The UNESCO world heritage site, the Peking Man site at Zhoukoudian, a Beijing suburb, is undergoing a clean up and excavation project. It is the first excavation in 72 years, and its main purpose is to improve the preservation of the site and the relics.
The Chinese Academy of Sciences and Zhoukoudian`s management office are running the project. The excavation is taken place at the number 1 spot of the site, which has hidden problems of collapse and rockfall.
Gaoxing, from Chinese Academy of Sciences, said, "The number 1 spot is the core of the Zhoukoudian ruins. It is the symbolic part of the whole site and has the highest scientific research value. It contains the most complete stratum layers and abundant scientific information."
According to Gao Xing, the main purposes of the project are to avoid collapse, take further research and improve the showcase status of the spot. He says the current work is as delicate as embroidery.
As the home of Peking Man, the Zhoukoudian ruins are located at 50 kilometers southwest of downtown Beijing. It is situated at the border of mountains and plains.
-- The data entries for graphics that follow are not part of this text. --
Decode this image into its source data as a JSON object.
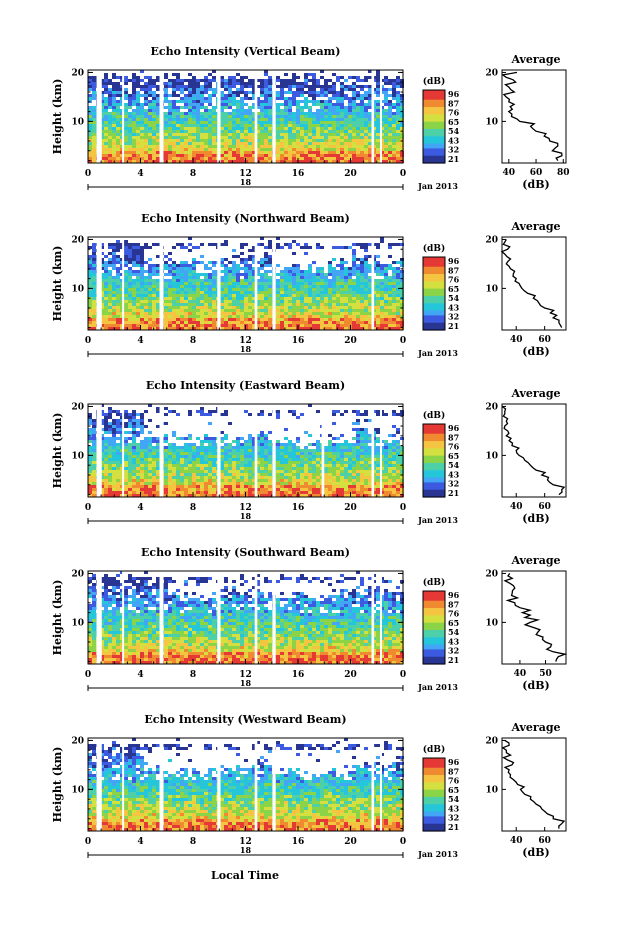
{
  "figure": {
    "xlabel": "Local Time",
    "month_label": "Jan 2013",
    "colorbar_unit": "(dB)",
    "colorbar_ticks": [
      "96",
      "87",
      "76",
      "65",
      "54",
      "43",
      "32",
      "21"
    ],
    "colorscale": [
      "#283593",
      "#3c5be0",
      "#42a5f5",
      "#26c6da",
      "#4dd0a8",
      "#8bd448",
      "#d4e040",
      "#f5c542",
      "#f08a30",
      "#e53935"
    ]
  },
  "chart_data": [
    {
      "type": "heatmap",
      "title": "Echo Intensity (Vertical Beam)",
      "ylabel": "Height (km)",
      "x_ticks": [
        "0",
        "4",
        "8",
        "12",
        "16",
        "20",
        "0"
      ],
      "xlim": [
        0,
        24
      ],
      "date_label": "18",
      "y_ticks": [
        "20",
        "10"
      ],
      "ylim": [
        1.5,
        20.5
      ],
      "echo_top_km": [
        19.3,
        19.0,
        19.2,
        19.4,
        19.1,
        19.3,
        19.0,
        19.2,
        19.3,
        19.1,
        19.0,
        19.2
      ],
      "data_gaps_h": [
        [
          0.65,
          1.05
        ],
        [
          2.6,
          2.75
        ],
        [
          5.45,
          5.75
        ],
        [
          9.85,
          10.1
        ],
        [
          12.7,
          12.9
        ],
        [
          14.05,
          14.3
        ],
        [
          21.6,
          21.8
        ],
        [
          22.25,
          22.4
        ]
      ],
      "average_profile": {
        "title": "Average",
        "xlabel": "(dB)",
        "x_ticks": [
          "40",
          "60",
          "80"
        ],
        "xlim": [
          35,
          82
        ],
        "y_ticks": [
          "20",
          "10"
        ],
        "height_km": [
          2,
          3,
          4,
          5,
          6,
          7,
          8,
          9,
          10,
          11,
          12,
          13,
          14,
          15,
          16,
          17,
          18,
          19,
          20
        ],
        "intensity_db": [
          76,
          79,
          72,
          76,
          70,
          66,
          60,
          56,
          48,
          42,
          40,
          41,
          40,
          38,
          44,
          40,
          45,
          38,
          46
        ]
      }
    },
    {
      "type": "heatmap",
      "title": "Echo Intensity (Northward Beam)",
      "ylabel": "Height (km)",
      "x_ticks": [
        "0",
        "4",
        "8",
        "12",
        "16",
        "20",
        "0"
      ],
      "xlim": [
        0,
        24
      ],
      "date_label": "18",
      "y_ticks": [
        "20",
        "10"
      ],
      "ylim": [
        1.5,
        20.5
      ],
      "echo_top_km": [
        18.5,
        19.2,
        16.0,
        15.5,
        15.0,
        16.5,
        17.5,
        15.0,
        14.5,
        15.5,
        17.0,
        16.0
      ],
      "data_gaps_h": [
        [
          0.65,
          1.05
        ],
        [
          2.6,
          2.75
        ],
        [
          5.45,
          5.75
        ],
        [
          9.85,
          10.1
        ],
        [
          12.7,
          12.9
        ],
        [
          14.05,
          14.3
        ],
        [
          21.6,
          21.8
        ]
      ],
      "average_profile": {
        "title": "Average",
        "xlabel": "(dB)",
        "x_ticks": [
          "40",
          "60"
        ],
        "xlim": [
          30,
          75
        ],
        "y_ticks": [
          "20",
          "10"
        ],
        "height_km": [
          2,
          3,
          4,
          5,
          6,
          7,
          8,
          9,
          10,
          11,
          12,
          13,
          14,
          15,
          16,
          17,
          18,
          19,
          20
        ],
        "intensity_db": [
          72,
          70,
          66,
          64,
          60,
          56,
          52,
          48,
          44,
          42,
          40,
          38,
          36,
          33,
          36,
          32,
          34,
          31,
          33
        ]
      }
    },
    {
      "type": "heatmap",
      "title": "Echo Intensity (Eastward Beam)",
      "ylabel": "Height (km)",
      "x_ticks": [
        "0",
        "4",
        "8",
        "12",
        "16",
        "20",
        "0"
      ],
      "xlim": [
        0,
        24
      ],
      "date_label": "18",
      "y_ticks": [
        "20",
        "10"
      ],
      "ylim": [
        1.5,
        20.5
      ],
      "echo_top_km": [
        19.0,
        18.5,
        14.5,
        13.0,
        13.5,
        14.0,
        15.0,
        13.0,
        12.5,
        13.5,
        15.5,
        14.0
      ],
      "data_gaps_h": [
        [
          0.65,
          1.05
        ],
        [
          2.6,
          2.75
        ],
        [
          5.45,
          5.75
        ],
        [
          9.85,
          10.1
        ],
        [
          12.7,
          12.9
        ],
        [
          14.05,
          14.3
        ],
        [
          17.8,
          18.0
        ],
        [
          21.6,
          21.8
        ],
        [
          22.25,
          22.4
        ]
      ],
      "average_profile": {
        "title": "Average",
        "xlabel": "(dB)",
        "x_ticks": [
          "40",
          "60"
        ],
        "xlim": [
          30,
          75
        ],
        "y_ticks": [
          "20",
          "10"
        ],
        "height_km": [
          2,
          3,
          4,
          5,
          6,
          7,
          8,
          9,
          10,
          11,
          12,
          13,
          14,
          15,
          16,
          17,
          18,
          19,
          20
        ],
        "intensity_db": [
          70,
          72,
          66,
          62,
          58,
          54,
          50,
          46,
          42,
          40,
          37,
          35,
          33,
          34,
          32,
          33,
          31,
          32,
          30
        ]
      }
    },
    {
      "type": "heatmap",
      "title": "Echo Intensity (Southward Beam)",
      "ylabel": "Height (km)",
      "x_ticks": [
        "0",
        "4",
        "8",
        "12",
        "16",
        "20",
        "0"
      ],
      "xlim": [
        0,
        24
      ],
      "date_label": "18",
      "y_ticks": [
        "20",
        "10"
      ],
      "ylim": [
        1.5,
        20.5
      ],
      "echo_top_km": [
        19.5,
        19.0,
        18.5,
        16.0,
        15.5,
        16.5,
        17.0,
        16.0,
        15.5,
        16.5,
        17.5,
        16.5
      ],
      "data_gaps_h": [
        [
          0.65,
          1.05
        ],
        [
          2.6,
          2.75
        ],
        [
          5.45,
          5.75
        ],
        [
          9.85,
          10.1
        ],
        [
          12.7,
          12.9
        ],
        [
          14.05,
          14.3
        ],
        [
          21.6,
          21.8
        ],
        [
          22.25,
          22.4
        ]
      ],
      "average_profile": {
        "title": "Average",
        "xlabel": "(dB)",
        "x_ticks": [
          "40",
          "50"
        ],
        "xlim": [
          33,
          58
        ],
        "y_ticks": [
          "20",
          "10"
        ],
        "height_km": [
          2,
          3,
          4,
          5,
          6,
          7,
          8,
          9,
          10,
          11,
          12,
          13,
          14,
          15,
          16,
          17,
          18,
          19,
          20
        ],
        "intensity_db": [
          54,
          55,
          53,
          52,
          50,
          49,
          47,
          45,
          44,
          42,
          41,
          40,
          38,
          39,
          37,
          38,
          36,
          37,
          36
        ]
      }
    },
    {
      "type": "heatmap",
      "title": "Echo Intensity (Westward Beam)",
      "ylabel": "Height (km)",
      "x_ticks": [
        "0",
        "4",
        "8",
        "12",
        "16",
        "20",
        "0"
      ],
      "xlim": [
        0,
        24
      ],
      "date_label": "18",
      "y_ticks": [
        "20",
        "10"
      ],
      "ylim": [
        1.5,
        20.5
      ],
      "echo_top_km": [
        19.2,
        18.8,
        15.0,
        14.0,
        13.5,
        14.5,
        15.5,
        14.0,
        13.5,
        14.5,
        16.0,
        15.0
      ],
      "data_gaps_h": [
        [
          0.65,
          1.05
        ],
        [
          2.6,
          2.75
        ],
        [
          5.45,
          5.75
        ],
        [
          9.85,
          10.1
        ],
        [
          12.7,
          12.9
        ],
        [
          14.05,
          14.3
        ],
        [
          21.6,
          21.8
        ],
        [
          22.25,
          22.4
        ]
      ],
      "average_profile": {
        "title": "Average",
        "xlabel": "(dB)",
        "x_ticks": [
          "40",
          "60"
        ],
        "xlim": [
          30,
          75
        ],
        "y_ticks": [
          "20",
          "10"
        ],
        "height_km": [
          2,
          3,
          4,
          5,
          6,
          7,
          8,
          9,
          10,
          11,
          12,
          13,
          14,
          15,
          16,
          17,
          18,
          19,
          20
        ],
        "intensity_db": [
          70,
          72,
          66,
          62,
          58,
          54,
          50,
          46,
          43,
          41,
          38,
          36,
          35,
          37,
          34,
          36,
          33,
          35,
          32
        ]
      }
    }
  ]
}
Swedish geologist Johan Gunnar Andersson first started his explorations of the region in 1918. In December 1929, a Chinese scientist named Pei Wenzhong discovered a complete skull of Peking Man on Dragon Bone Hill, northwest of Zhoukoudian.
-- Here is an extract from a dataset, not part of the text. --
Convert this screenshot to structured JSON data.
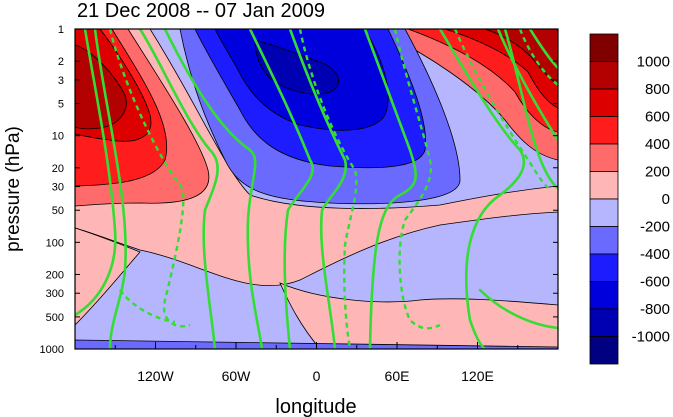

Later, archaeologists unearthed about 40 individual fossilized skeletons of Peking Man, male, female, old and young. Zhoukoudian, therefore, became the most common site for human remains with the most abundant fossils in the world from the same period. The discovery pushed the history of Beijing`s civilization back to some 600-thousand years. These fossilized remains prove that Peking Man was a primitive man in a evolutionary process from ancient ape to modern man, and is the ancestor of the Chinese nation.